Le juge peut écarter l’exécution provisoire de droit, en tout ou partie, s’il estime qu’elle est incompatible avec la nature de l’affaire. Il statue, d’office ou à la demande d’une partie, par décision spécialement motivée.
En l’espèce, la nature des condamnations prononcées et l’ancienneté du litige justifient que l’exécution provisoire de droit ne soit pas écartée.

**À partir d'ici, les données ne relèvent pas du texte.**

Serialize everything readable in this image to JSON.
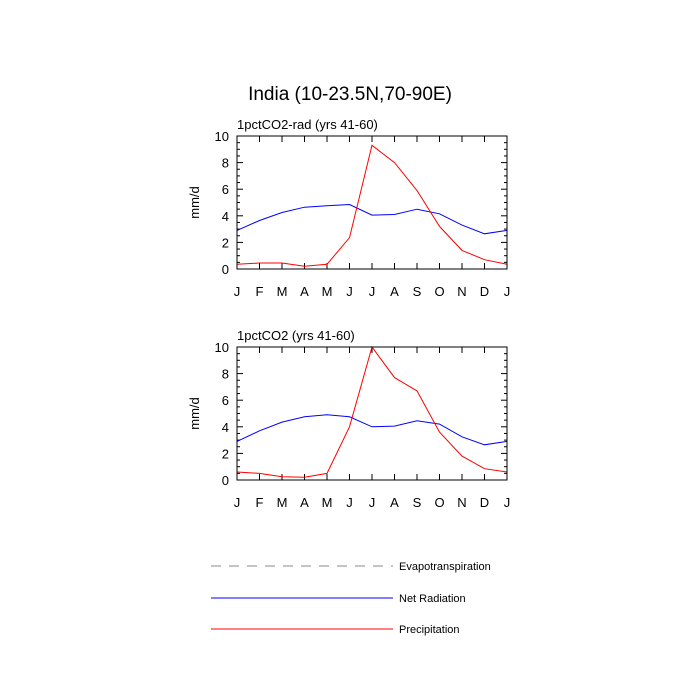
{
  "title": "India (10-23.5N,70-90E)",
  "chart_data": [
    {
      "type": "line",
      "subtitle": "1pctCO2-rad (yrs 41-60)",
      "ylabel": "mm/d",
      "xlabel": "",
      "ylim": [
        0,
        10
      ],
      "yticks": [
        "0",
        "2",
        "4",
        "6",
        "8",
        "10"
      ],
      "categories": [
        "J",
        "F",
        "M",
        "A",
        "M",
        "J",
        "J",
        "A",
        "S",
        "O",
        "N",
        "D",
        "J"
      ],
      "series": [
        {
          "name": "Net Radiation",
          "color": "#0000ff",
          "values": [
            2.9,
            3.65,
            4.25,
            4.65,
            4.75,
            4.85,
            4.05,
            4.1,
            4.5,
            4.15,
            3.3,
            2.65,
            2.9
          ]
        },
        {
          "name": "Precipitation",
          "color": "#ff0000",
          "values": [
            0.35,
            0.45,
            0.45,
            0.2,
            0.35,
            2.35,
            9.3,
            8.0,
            5.9,
            3.2,
            1.4,
            0.7,
            0.35
          ]
        }
      ],
      "grid": false
    },
    {
      "type": "line",
      "subtitle": "1pctCO2 (yrs 41-60)",
      "ylabel": "mm/d",
      "xlabel": "",
      "ylim": [
        0,
        10
      ],
      "yticks": [
        "0",
        "2",
        "4",
        "6",
        "8",
        "10"
      ],
      "categories": [
        "J",
        "F",
        "M",
        "A",
        "M",
        "J",
        "J",
        "A",
        "S",
        "O",
        "N",
        "D",
        "J"
      ],
      "series": [
        {
          "name": "Net Radiation",
          "color": "#0000ff",
          "values": [
            2.9,
            3.7,
            4.35,
            4.75,
            4.9,
            4.75,
            4.0,
            4.05,
            4.45,
            4.2,
            3.25,
            2.65,
            2.9
          ]
        },
        {
          "name": "Precipitation",
          "color": "#ff0000",
          "values": [
            0.6,
            0.5,
            0.25,
            0.2,
            0.5,
            4.0,
            10.0,
            7.7,
            6.7,
            3.6,
            1.8,
            0.85,
            0.6
          ]
        }
      ],
      "grid": false
    }
  ],
  "legend": {
    "placement": "bottom",
    "items": [
      {
        "label": "Evapotranspiration",
        "color": "#888888",
        "dashed": true
      },
      {
        "label": "Net Radiation",
        "color": "#0000ff",
        "dashed": false
      },
      {
        "label": "Precipitation",
        "color": "#ff0000",
        "dashed": false
      }
    ]
  }
}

Les parties seront déboutées du surplus de leurs demandes formées au titre des frais irrépétibles ainsi que leurs autres demandes plus amples ou contraires.
PAR CES MOTIFS
Le tribunal, par décision contradictoire et rendue en premier ressort par mise à disposition au greffe,
CONDAMNE la société AXA France IARD à payer au syndicat des copropriétaires de l’immeuble sis [Adresse 2] – [Localité 12], en exécution de sa garantie financière, les sommes de :
• 148.390 euros au titre de la non représentation des fonds du compte sur Livret de la copropriété n°[XXXXXXXXXX04] par le syndic 3L Partners, nouvelle dénomination Belgrand immobilier ;
• 48.020 euros au titre de la non représentation des fonds du compte sur Livret A association de la copropriété n°[XXXXXXXXXX05] par le syndic 3L Partners, nouvelle dénomination Belgrand immobilier ;
DEBOUTE la société AXA France IARD de sa demande de condamnation au marc le franc en raison du dépassement de son plafond de garantie ;
CONDAMNE la société AXA France IARD à payer au syndicat des copropriétaires de l’immeuble sis [Adresse 2] – [Localité 12], en exécution de sa garantie responsabilité civile contractuelle, la somme 5.425,00 euros ;
DEBOUTE le syndicat des copropriétaires de l’immeuble sis [Adresse 2] – [Localité 12] de sa demande de condamnation de la société AXA France IARD en paiement de 5.000 euros au titre de la perte de chance de se voir attribuer des aides publiques pour les travaux de rénovation énergétique ;
CONDAMNE la société AXA France IARD aux dépens, en ce compris les frais d’expertise pour un montant total de 11.300 euros suivant l’ordonnance de taxe communiquée ;
Décision du 19 Novembre 2024
8ème chambre 1ère section
N° RG 20/04963 – N° Portalis 352J-W-B7E-CSFPD
CONDAMNE la société AXA France IARD à payer au syndicat des copropriétaires sis [Adresse 2] – [Localité 12] la somme de 5.000 euros au titre de l’article 700 du code de procédure civile ;
DEBOUTE les parties de leurs demandes plus amples ou contraires ;
RAPPELLE que l’exécution provisoire est de droit.
Fait et jugé à Paris le 19 Novembre 2024.